Only 3% of boards have a marketing seat

On the research.

When Cannes Lions launched a B2B awards category five years ago after nearly 70 years, Transmission decided that if they turned up, they had to turn up with something interesting. They published the power of B2B brand awareness, then the CMO to CFO divide, helping marketers talk the language of the board because the way marketers talk is gobbledygook to the rest of the organisation, then the world's first behavioural science study in B2B.

On the board-ready marketer.

One study asked how to build a board-ready CMO, surveying 500 respondents and interviewing 15 to 20 board CMOs, of which there are few, because only about 3% of boards have marketing representation. From that they built a diagnostic tool that lets any marketer find where they are not board-ready, whether a skills, capability or experience gap. The goal is business savvy senior marketers who understand that marketing needs to be more about business.

The funnel is fundamentally flawed and certainty is the enemy of growth

On the structural loss.

Over the last 20 to 25 years marketing was marginalised into performance tactics, because being good at digitally savvy marketing is freaking difficult and getting harder. As marketers were pushed into a promotions department, other stakeholders picked up product, price and place. In the board's commercial reality, if you are not intertwined with those aspects you cannot demonstrate your value, so Transmission teaches clients to sell what they do internally and stop talking in speeds and feeds.

On the demand-gen trap.

The MQL to SQL funnel is outdated and fundamentally flawed. Certainty is the enemy of growth: demanding predictable outcomes limits testing and risk and stagnates potential. With 95% of buyers out of market at any time, chasing short-term demand means fishing in a tiny bucket. There is a whole industry that gets fat on driving volume, and buyers who were never engaged properly go unresponsive. The question is, what even is a lead?

AI will eat the messy middle, but brand owns the bookends

On the buying journey.

Most brands are ill-equipped for where this is going, with no excuse. The messy middle, the research and consideration stage, will be largely replaced by AI, which only cares that content is relevant, findable and personalised to the persona, vertical, country or language. But the two bookends belong to brand: brand gets you into the consideration set at awareness, and at decision no board signs off a supplier it has never heard of, however well it performs in studies. ServiceNow's new CMO from Salesforce is the example, cutting content by a third because it was slop and rebuilding the mix.

On the method reversal.

We used to use organic strategies to drive paid. Now it is going the other way: you test precisely on paid, and when something works you find tactics to scale its reach organically. That 180 will grow over the next 12 to 24 months. If you are not taking this seriously, and some people are not, you are going to be out of business pretty soon.

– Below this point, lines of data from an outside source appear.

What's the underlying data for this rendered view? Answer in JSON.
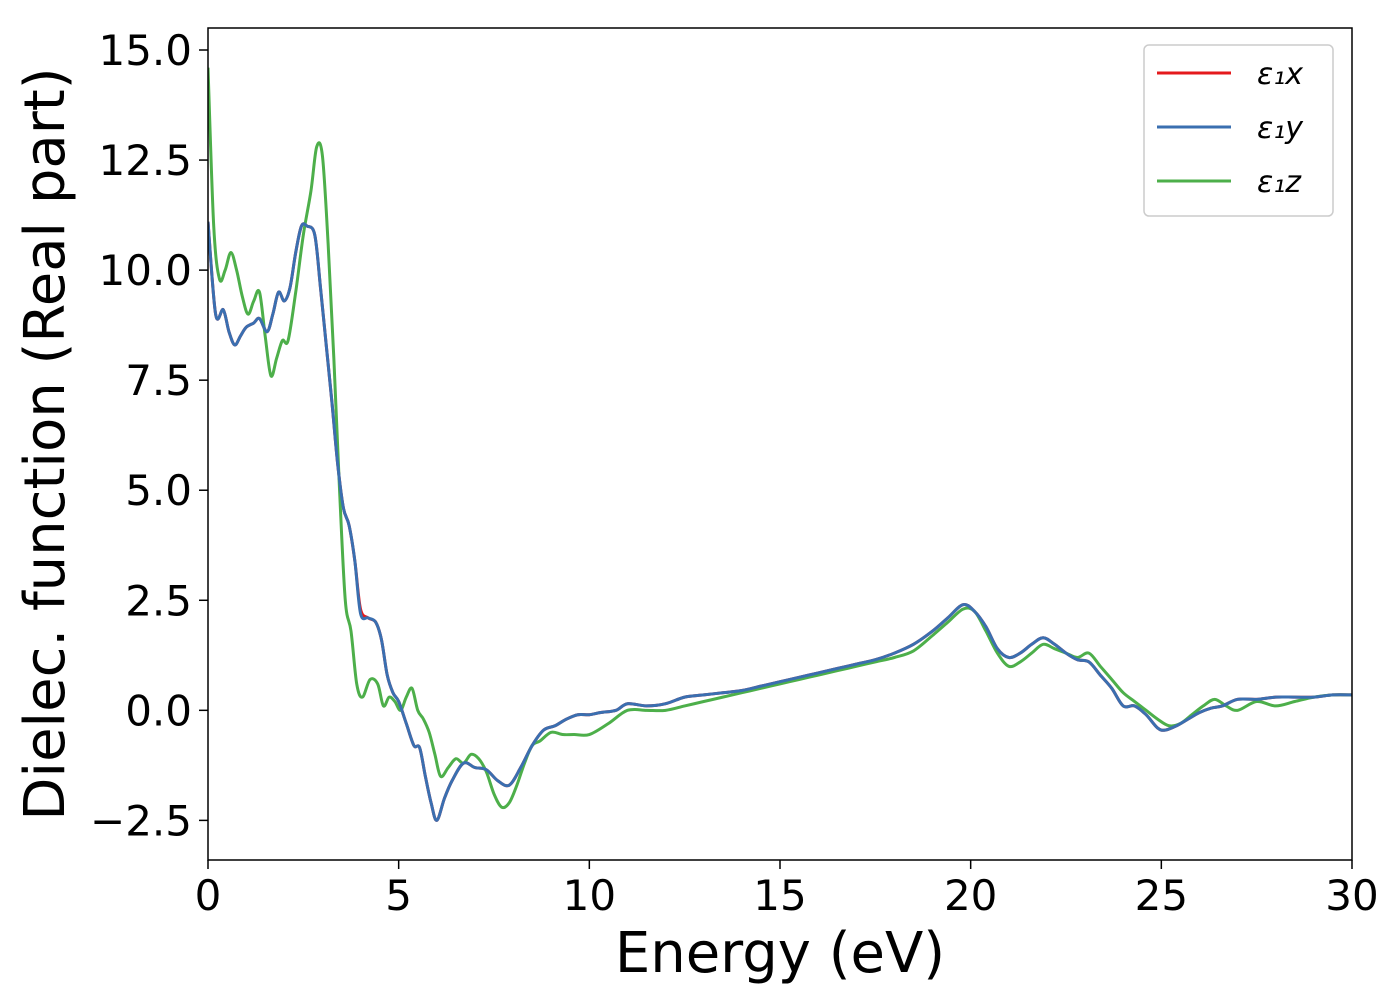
{
  "chart_data": {
    "type": "line",
    "title": "",
    "xlabel": "Energy (eV)",
    "ylabel": "Dielec. function (Real part)",
    "xlim": [
      0,
      30
    ],
    "ylim": [
      -3.4,
      15.5
    ],
    "xticks": [
      0,
      5,
      10,
      15,
      20,
      25,
      30
    ],
    "yticks": [
      -2.5,
      0.0,
      2.5,
      5.0,
      7.5,
      10.0,
      12.5,
      15.0
    ],
    "xtick_labels": [
      "0",
      "5",
      "10",
      "15",
      "20",
      "25",
      "30"
    ],
    "ytick_labels": [
      "−2.5",
      "0.0",
      "2.5",
      "5.0",
      "7.5",
      "10.0",
      "12.5",
      "15.0"
    ],
    "grid": false,
    "legend_position": "top-right",
    "series": [
      {
        "name": "ε₁x",
        "color": "#e41a1c",
        "x": [
          0,
          0.2,
          0.4,
          0.55,
          0.7,
          0.85,
          1.0,
          1.2,
          1.35,
          1.55,
          1.7,
          1.85,
          2.0,
          2.15,
          2.3,
          2.45,
          2.6,
          2.8,
          2.95,
          3.1,
          3.25,
          3.4,
          3.55,
          3.7,
          3.85,
          4.0,
          4.2,
          4.4,
          4.55,
          4.7,
          4.85,
          5.0,
          5.2,
          5.4,
          5.55,
          5.7,
          5.85,
          6.0,
          6.2,
          6.4,
          6.7,
          7.0,
          7.3,
          7.6,
          7.9,
          8.2,
          8.5,
          8.8,
          9.1,
          9.4,
          9.7,
          10.0,
          10.3,
          10.7,
          11.0,
          11.5,
          12.0,
          12.5,
          13.0,
          13.5,
          14.0,
          14.5,
          15.0,
          15.5,
          16.0,
          16.5,
          17.0,
          17.5,
          18.0,
          18.5,
          19.0,
          19.4,
          19.8,
          20.1,
          20.4,
          20.7,
          21.0,
          21.3,
          21.6,
          21.9,
          22.2,
          22.5,
          22.8,
          23.1,
          23.4,
          23.7,
          24.0,
          24.3,
          24.6,
          24.9,
          25.1,
          25.4,
          25.7,
          26.0,
          26.3,
          26.6,
          27.0,
          27.5,
          28.0,
          28.5,
          29.0,
          29.5,
          30.0
        ],
        "values": [
          11.1,
          9.0,
          9.1,
          8.6,
          8.3,
          8.5,
          8.7,
          8.8,
          8.9,
          8.6,
          9.0,
          9.5,
          9.3,
          9.6,
          10.4,
          11.0,
          11.0,
          10.8,
          9.6,
          8.3,
          7.0,
          5.6,
          4.6,
          4.2,
          3.4,
          2.3,
          2.1,
          2.0,
          1.6,
          0.8,
          0.4,
          0.2,
          -0.3,
          -0.8,
          -0.85,
          -1.5,
          -2.1,
          -2.5,
          -2.0,
          -1.6,
          -1.2,
          -1.3,
          -1.35,
          -1.6,
          -1.7,
          -1.3,
          -0.8,
          -0.45,
          -0.35,
          -0.2,
          -0.1,
          -0.1,
          -0.05,
          0.0,
          0.15,
          0.1,
          0.15,
          0.3,
          0.35,
          0.4,
          0.45,
          0.55,
          0.65,
          0.75,
          0.85,
          0.95,
          1.05,
          1.15,
          1.3,
          1.5,
          1.8,
          2.1,
          2.4,
          2.25,
          1.9,
          1.4,
          1.2,
          1.3,
          1.5,
          1.65,
          1.5,
          1.3,
          1.15,
          1.1,
          0.8,
          0.5,
          0.1,
          0.1,
          -0.1,
          -0.4,
          -0.45,
          -0.35,
          -0.2,
          -0.05,
          0.05,
          0.1,
          0.25,
          0.25,
          0.3,
          0.3,
          0.3,
          0.35,
          0.35
        ]
      },
      {
        "name": "ε₁y",
        "color": "#3a6fb0",
        "x": [
          0,
          0.2,
          0.4,
          0.55,
          0.7,
          0.85,
          1.0,
          1.2,
          1.35,
          1.55,
          1.7,
          1.85,
          2.0,
          2.15,
          2.3,
          2.45,
          2.6,
          2.8,
          2.95,
          3.1,
          3.25,
          3.4,
          3.55,
          3.7,
          3.85,
          4.0,
          4.2,
          4.4,
          4.55,
          4.7,
          4.85,
          5.0,
          5.2,
          5.4,
          5.55,
          5.7,
          5.85,
          6.0,
          6.2,
          6.4,
          6.7,
          7.0,
          7.3,
          7.6,
          7.9,
          8.2,
          8.5,
          8.8,
          9.1,
          9.4,
          9.7,
          10.0,
          10.3,
          10.7,
          11.0,
          11.5,
          12.0,
          12.5,
          13.0,
          13.5,
          14.0,
          14.5,
          15.0,
          15.5,
          16.0,
          16.5,
          17.0,
          17.5,
          18.0,
          18.5,
          19.0,
          19.4,
          19.8,
          20.1,
          20.4,
          20.7,
          21.0,
          21.3,
          21.6,
          21.9,
          22.2,
          22.5,
          22.8,
          23.1,
          23.4,
          23.7,
          24.0,
          24.3,
          24.6,
          24.9,
          25.1,
          25.4,
          25.7,
          26.0,
          26.3,
          26.6,
          27.0,
          27.5,
          28.0,
          28.5,
          29.0,
          29.5,
          30.0
        ],
        "values": [
          11.1,
          9.0,
          9.1,
          8.6,
          8.3,
          8.5,
          8.7,
          8.8,
          8.9,
          8.6,
          9.0,
          9.5,
          9.3,
          9.6,
          10.4,
          11.0,
          11.0,
          10.8,
          9.6,
          8.3,
          7.0,
          5.6,
          4.6,
          4.2,
          3.4,
          2.2,
          2.1,
          2.0,
          1.6,
          0.8,
          0.4,
          0.2,
          -0.3,
          -0.8,
          -0.85,
          -1.5,
          -2.1,
          -2.5,
          -2.0,
          -1.6,
          -1.2,
          -1.3,
          -1.35,
          -1.6,
          -1.7,
          -1.3,
          -0.8,
          -0.45,
          -0.35,
          -0.2,
          -0.1,
          -0.1,
          -0.05,
          0.0,
          0.15,
          0.1,
          0.15,
          0.3,
          0.35,
          0.4,
          0.45,
          0.55,
          0.65,
          0.75,
          0.85,
          0.95,
          1.05,
          1.15,
          1.3,
          1.5,
          1.8,
          2.1,
          2.4,
          2.25,
          1.9,
          1.4,
          1.2,
          1.3,
          1.5,
          1.65,
          1.5,
          1.3,
          1.15,
          1.1,
          0.8,
          0.5,
          0.1,
          0.1,
          -0.1,
          -0.4,
          -0.45,
          -0.35,
          -0.2,
          -0.05,
          0.05,
          0.1,
          0.25,
          0.25,
          0.3,
          0.3,
          0.3,
          0.35,
          0.35
        ]
      },
      {
        "name": "ε₁z",
        "color": "#4daf4a",
        "x": [
          0,
          0.15,
          0.3,
          0.45,
          0.6,
          0.75,
          0.9,
          1.05,
          1.2,
          1.35,
          1.5,
          1.65,
          1.8,
          1.95,
          2.1,
          2.3,
          2.5,
          2.7,
          2.85,
          3.0,
          3.15,
          3.3,
          3.45,
          3.6,
          3.75,
          3.9,
          4.05,
          4.25,
          4.45,
          4.6,
          4.75,
          4.9,
          5.05,
          5.2,
          5.35,
          5.5,
          5.65,
          5.8,
          5.95,
          6.1,
          6.3,
          6.5,
          6.7,
          6.9,
          7.1,
          7.3,
          7.5,
          7.7,
          7.9,
          8.1,
          8.3,
          8.5,
          8.7,
          9.0,
          9.3,
          9.6,
          10.0,
          10.5,
          11.0,
          11.5,
          12.0,
          12.5,
          13.0,
          13.5,
          14.0,
          14.5,
          15.0,
          15.5,
          16.0,
          16.5,
          17.0,
          17.5,
          18.0,
          18.5,
          19.0,
          19.4,
          19.8,
          20.1,
          20.4,
          20.7,
          21.0,
          21.3,
          21.6,
          21.9,
          22.2,
          22.5,
          22.8,
          23.1,
          23.4,
          23.7,
          24.0,
          24.3,
          24.6,
          24.9,
          25.2,
          25.5,
          25.8,
          26.1,
          26.4,
          26.7,
          27.0,
          27.5,
          28.0,
          28.5,
          29.0,
          29.5,
          30.0
        ],
        "values": [
          14.6,
          11.0,
          9.8,
          10.0,
          10.4,
          10.0,
          9.4,
          9.0,
          9.3,
          9.5,
          8.5,
          7.6,
          8.0,
          8.4,
          8.4,
          9.5,
          10.8,
          11.8,
          12.8,
          12.6,
          10.6,
          8.0,
          5.0,
          2.5,
          1.8,
          0.6,
          0.3,
          0.7,
          0.6,
          0.1,
          0.3,
          0.2,
          0.0,
          0.3,
          0.5,
          0.0,
          -0.2,
          -0.5,
          -1.0,
          -1.5,
          -1.3,
          -1.1,
          -1.2,
          -1.0,
          -1.1,
          -1.4,
          -1.9,
          -2.2,
          -2.1,
          -1.7,
          -1.2,
          -0.8,
          -0.7,
          -0.5,
          -0.55,
          -0.55,
          -0.55,
          -0.3,
          0.0,
          0.0,
          0.0,
          0.1,
          0.2,
          0.3,
          0.4,
          0.5,
          0.6,
          0.7,
          0.8,
          0.9,
          1.0,
          1.1,
          1.2,
          1.35,
          1.7,
          2.0,
          2.3,
          2.25,
          1.8,
          1.3,
          1.0,
          1.1,
          1.3,
          1.5,
          1.4,
          1.3,
          1.2,
          1.3,
          1.0,
          0.7,
          0.4,
          0.2,
          0.0,
          -0.2,
          -0.35,
          -0.3,
          -0.1,
          0.1,
          0.25,
          0.1,
          0.0,
          0.2,
          0.1,
          0.2,
          0.3,
          0.35,
          0.35
        ]
      }
    ]
  }
}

Think like an entrepreneur, not a specialist

On the next generation.

Twenty five or thirty years ago the advice was to specialise and dine on it for a career. Now it is the reverse. Whatever you studied, you cannot rely on it looking the same in one to five years, so betting everything on one expertise is a risk. Become a generalist, pick something adaptable across industries, and think more like an entrepreneur: understand how business works, because you do not know where the industry is going.

On the quickfire.

Qualcomm Snapdragon is doing A1 marketing, smart sponsorships and culturally relevant work, better than other chip manufacturers. The buzzword to retire is funnel marketing. The technology to watch is AI, and specifically Claude, plus AI replicating what software development has done over 25 to 30 years at a staggering pace, which is why a lot of software companies' share prices are in the toilet.

The board question

If AI is set to absorb the research and consideration stage of the buying journey, what are you investing in brand at the awareness and decision bookends so buyers have heard of you when it counts?